Chinese firm aims to start production at flashpoint Myanmar mine

The Chinese firm behind a controversial Myanmar copper mine on Thursday said it plans to start operations in May, a move expected to pose an early challenge to a new government led by Aung San Suu Kyi.

YANGON: The Chinese firm behind a controversial Myanmar copper mine on Thursday (Feb 18) said it plans to start operations in May, a move expected to pose an early challenge to a new government led by Aung San Suu Kyi.

Angry farmers and activists have repeatedly clashed with authorities in recent years over the Letpadaung copper mine in the central town of Monywa.

Several bloody police crackdowns on protests have stirred anti-China sentiment and public alarm over the project, which is a joint venture with the corporate arm of Myanmar’s military.

After years of construction the mine will swing into operation just weeks after Suu Kyi’s new government is formed, threatening to thrust the sensitive issue of Myanmar’s relationship with its giant neighbour and key trading partner China to the fore.

“We can start production in May,” said Dong Yun Fei, Myanmar spokesman of the Chinese firm Wanbao.

“We will start to run our production under the new government and I hope for a better future with them,” he said, adding that there are “still some problems with local people”.

“Some of them protest sometimes. The question of how to handle this problem is the business of the government. Only they can solve it,” he told AFP.

Suu Kyi is carrying the hopes of a nation following a huge election landslide won by her National League for Democracy (NLD) in historic November elections.

The party will form a government in April, finalising a prolonged and delicate political transition in a country ruled for decades by a repressive junta that was shunned by Western nations but courted by Beijing.

Myanmar has seen major reforms under the outgoing quasi-civilian regime, which replaced outright military rule in 2011, throwing open the doors to international investment in the long-cloistered country.

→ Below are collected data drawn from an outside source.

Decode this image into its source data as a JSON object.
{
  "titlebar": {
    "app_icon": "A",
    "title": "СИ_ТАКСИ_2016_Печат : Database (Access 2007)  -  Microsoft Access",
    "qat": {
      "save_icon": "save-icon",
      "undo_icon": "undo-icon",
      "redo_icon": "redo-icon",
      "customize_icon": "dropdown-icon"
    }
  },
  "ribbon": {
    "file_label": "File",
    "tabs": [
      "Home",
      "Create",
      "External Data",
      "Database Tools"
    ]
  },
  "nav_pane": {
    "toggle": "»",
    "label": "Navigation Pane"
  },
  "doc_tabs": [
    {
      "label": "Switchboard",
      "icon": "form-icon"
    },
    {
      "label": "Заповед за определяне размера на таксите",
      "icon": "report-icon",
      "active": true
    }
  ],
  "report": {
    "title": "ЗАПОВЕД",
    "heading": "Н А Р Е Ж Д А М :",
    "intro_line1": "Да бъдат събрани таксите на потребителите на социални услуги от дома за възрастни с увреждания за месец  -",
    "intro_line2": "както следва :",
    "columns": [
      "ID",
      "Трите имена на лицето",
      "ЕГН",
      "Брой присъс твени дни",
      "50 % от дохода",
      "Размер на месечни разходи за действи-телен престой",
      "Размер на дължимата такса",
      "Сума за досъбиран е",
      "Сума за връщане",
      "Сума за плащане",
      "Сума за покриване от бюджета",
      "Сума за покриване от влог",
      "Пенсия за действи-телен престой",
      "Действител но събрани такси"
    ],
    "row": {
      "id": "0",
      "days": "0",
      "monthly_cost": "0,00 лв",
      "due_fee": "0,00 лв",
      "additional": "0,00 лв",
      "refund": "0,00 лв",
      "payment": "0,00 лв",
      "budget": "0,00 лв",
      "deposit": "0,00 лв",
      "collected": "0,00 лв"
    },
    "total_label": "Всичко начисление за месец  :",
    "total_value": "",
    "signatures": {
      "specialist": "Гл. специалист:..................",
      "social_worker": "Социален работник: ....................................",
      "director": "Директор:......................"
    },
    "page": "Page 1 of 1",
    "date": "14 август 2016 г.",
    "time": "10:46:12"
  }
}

Outgoing president Thein Sein suspended a multi-billion dollar Chinese-backed dam soon after coming into power, signalling a realignment in the country’s relationship with Beijing, which had for years sheltered the junta from the full force of Western opprobrium.

But other major infrastructure projects have continued, including the Letpadaung mine and a huge oil and gas pipeline that traverses Myanmar from its southwestern coast to its northern border with China.

Letpadaung has been dogged with controversy since 2012 when police tried to clear a protest camp using phosphorous canisters, causing outrage after it left dozens of people with severe burn wounds, including several monks.

Suu Kyi led an official probe into that incident, which attracted the ire of activists after it recommended construction be allowed to continue.

Wanbao has defended the project and denied any wrongdoing, saying last year that Myanmar stands to receive US$140 million a year in tax from the project.

But protests have continued and crackdowns – including the shooting death of a demonstrator in December 2014 – have also spurred bouts of anti-China demonstrations in Yangon and other major cities that led to activists being imprisoned.